Sunday, April 18, 2010

My Bloody Diet

In my ongoing search for various experiments to inflict upon my unsuspecting body, last week I started a blood type diet. There is one train of thought, so far as I can tell originating from a couple of American naturopaths (a father and son team at that), that suggests that your perfect diet can be completely dictated by your blood type.

I should note that when I talk about diet I am talking about overall strategies for eating and health, not some ridiculous plan to get thin. I don't need to get thinner. If I got any thinner I could fit into the fax machine and send myself around the world for almost nothing.

So I started thinking about this after a visit to the local Port Macquarie kinesiologist, acupuncturist, masseuse, naturopath and all round health conscious person Jacqualine O'Brien. Most of the people living here have suddenly developed an addiction to seeing her, to the point where she's talking about making day trips out here to save all of us coming in so often. For my part, she's been helping to realign my skeleton and musculature system that seems hellbent on slowly turning me into a human variety of Angothra. It's working well.

But after one visit Pam, who was also there, was getting a blood test. I have never known what blood type I am, so I asked to be pricked as well. Turns out I'm an A. I don't know whether I'm positive or negative. From what I've read this has little to do with anything of any use, so I don't really care.

After Mark told me I was an A (and oohed and aahed over my exquisite blood specimen that did exactly what an A type blood specimen should), he gave me a few pages that talked about the best diet for my blood type. As these things tend to happen, a couple of days earlier Angie's aunt who had been visiting had left us a book called Eat Right For Your Type. Funnily enough, it was written by the same two dudes I mentioned above, and was where this short summary that Mark handed over came from.

The most interesting and relieving thing I noticed was that for an A blood type, the best possible diet you can have is vegetarian. They recommend that if you're an A blood type and not vegetarian, you should seriously contemplate it. Meat for you is like glue for horses. You don't want to go there.

It was actually nice to see that a lot of foods I like eating (lemons, ginger, apples, grains, lentils, even chocolate - that's right, chocolate!) are good for me. It even recommends I have half a lemon in a glass of water every morning (I've just been downing the juice of a whole one straight - that's how I roll). The downsides were that I'm not supposed to eat cheese, which is something I've always consumed in almost as large quantities as chocolate. I'm "allowed" goat's cheese, feta, ricotta and mozarella, but only in small amounts. It was also saddening to find that oranges and bananas, my two favourite fruits, and well and truly in the avoid camp. So much so that the book talks about oranges for a whole paragraph, explaining how they know how much us A types like them but for the love of God, leave them alone because they'll turn our stomach linings into something the Toxic Avenger might blow out of his nose.

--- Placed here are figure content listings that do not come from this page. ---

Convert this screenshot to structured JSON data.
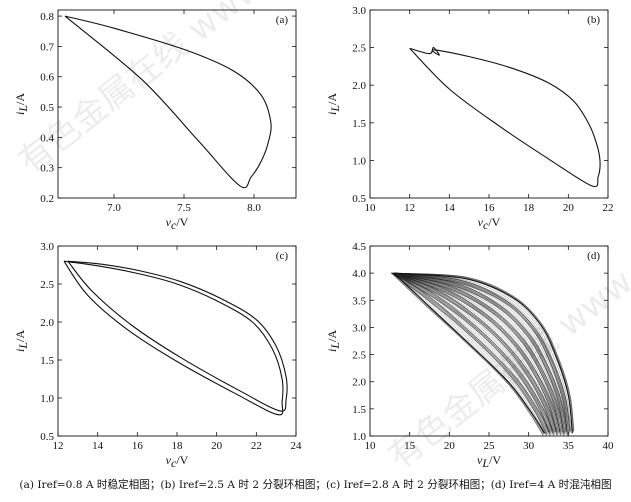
{
  "watermark": "有色金属在线  www.cnnmpl.com",
  "caption": "(a) Iref=0.8 A 时稳定相图；(b) Iref=2.5 A 时 2 分裂环相图；(c) Iref=2.8 A 时 2 分裂环相图；(d) Iref=4 A 时混沌相图",
  "chart_data": [
    {
      "type": "line",
      "panel": "(a)",
      "xlabel": "vc/V",
      "ylabel": "iL/A",
      "xlim": [
        6.6,
        8.3
      ],
      "ylim": [
        0.2,
        0.82
      ],
      "x_ticks": [
        7.0,
        7.5,
        8.0
      ],
      "y_ticks": [
        0.2,
        0.3,
        0.4,
        0.5,
        0.6,
        0.7,
        0.8
      ],
      "series": [
        {
          "x": [
            6.65,
            7.0,
            7.5,
            7.85,
            8.05,
            8.12,
            8.1,
            8.05,
            7.98,
            7.9,
            7.6,
            7.2,
            6.65
          ],
          "y": [
            0.8,
            0.76,
            0.69,
            0.62,
            0.54,
            0.45,
            0.38,
            0.32,
            0.27,
            0.24,
            0.39,
            0.59,
            0.8
          ]
        }
      ]
    },
    {
      "type": "line",
      "panel": "(b)",
      "xlabel": "vc/V",
      "ylabel": "iL/A",
      "xlim": [
        10,
        22
      ],
      "ylim": [
        0.5,
        3.0
      ],
      "x_ticks": [
        10,
        12,
        14,
        16,
        18,
        20,
        22
      ],
      "y_ticks": [
        0.5,
        1.0,
        1.5,
        2.0,
        2.5,
        3.0
      ],
      "series": [
        {
          "x": [
            12.0,
            13.0,
            13.2,
            13.5,
            13.2,
            15.0,
            17.0,
            19.0,
            20.3,
            21.1,
            21.5,
            21.6,
            21.5,
            21.2,
            19.0,
            16.5,
            14.0,
            12.0
          ],
          "y": [
            2.49,
            2.42,
            2.5,
            2.4,
            2.47,
            2.38,
            2.24,
            2.03,
            1.78,
            1.45,
            1.15,
            0.95,
            0.78,
            0.66,
            1.02,
            1.46,
            1.95,
            2.49
          ]
        }
      ]
    },
    {
      "type": "line",
      "panel": "(c)",
      "xlabel": "vc/V",
      "ylabel": "iL/A",
      "xlim": [
        12,
        24
      ],
      "ylim": [
        0.5,
        3.0
      ],
      "x_ticks": [
        12,
        14,
        16,
        18,
        20,
        22,
        24
      ],
      "y_ticks": [
        0.5,
        1.0,
        1.5,
        2.0,
        2.5,
        3.0
      ],
      "series": [
        {
          "x": [
            12.3,
            14.0,
            16.0,
            18.0,
            20.0,
            21.8,
            22.8,
            23.3,
            23.3,
            23.1,
            21.0,
            18.0,
            15.5,
            13.5,
            12.3
          ],
          "y": [
            2.8,
            2.74,
            2.64,
            2.5,
            2.28,
            2.0,
            1.65,
            1.25,
            0.95,
            0.78,
            1.05,
            1.48,
            1.9,
            2.35,
            2.8
          ]
        },
        {
          "x": [
            12.5,
            14.2,
            16.2,
            18.2,
            20.2,
            22.0,
            23.0,
            23.5,
            23.5,
            23.2,
            21.2,
            18.2,
            15.7,
            13.7,
            12.5
          ],
          "y": [
            2.8,
            2.76,
            2.67,
            2.53,
            2.31,
            2.03,
            1.68,
            1.28,
            0.98,
            0.83,
            1.09,
            1.53,
            1.96,
            2.41,
            2.8
          ]
        }
      ]
    },
    {
      "type": "line",
      "panel": "(d)",
      "xlabel": "vL/V",
      "ylabel": "iL/A",
      "xlim": [
        10,
        40
      ],
      "ylim": [
        1.0,
        4.5
      ],
      "x_ticks": [
        10,
        15,
        20,
        25,
        30,
        35,
        40
      ],
      "y_ticks": [
        1.0,
        1.5,
        2.0,
        2.5,
        3.0,
        3.5,
        4.0,
        4.5
      ],
      "regime": "chaotic",
      "series": [
        {
          "x": [
            13.0,
            22.0,
            28.0,
            31.5,
            33.5,
            35.0,
            35.5
          ],
          "y": [
            4.0,
            3.9,
            3.55,
            3.05,
            2.45,
            1.75,
            1.05
          ]
        },
        {
          "x": [
            13.0,
            17.0,
            21.0,
            25.0,
            28.0,
            30.5,
            32.0
          ],
          "y": [
            4.0,
            3.45,
            2.9,
            2.35,
            1.9,
            1.4,
            1.05
          ]
        }
      ]
    }
  ]
}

Like most of these kinds of things I'm reserving a healthy amount of skepticism, but an eager and open mind to see what happens. I've been keeping almost religiously to the diet for the past week, and haven't yet noticed any specific health improvements except perhaps for slightly more energy. Now, I normally have more energy than most people (or has Henry Rollins has offered in regards to his own cynicism, more than the average stadium of people). But Jacqualine told me that she feels my body is almost constantly in fight or flight mode, ready to punch on or run every second I'm awake. This might also explain why I can nap so well - at the mere hint of sleep, my body instantly shuts down in an attempt to make the most of the rest period. She believes the extra energy I'm feeling could well be a more normal kind of energy, meaning I'm using real energy instead of working off reserves all the time that are meant to be just that - reserved for something special (like facing down a charging bull, which nearly happened yesterday, but that's another story).

So I figure I'll stick to this for a few weeks, or at least for as long as I can go without cheddar, and see what happens. If I can become a super healthy machine, then perhaps I'll keep with it. If not, I'll go back to normal, which isn't that far from the diet anyway. It just has more cheese.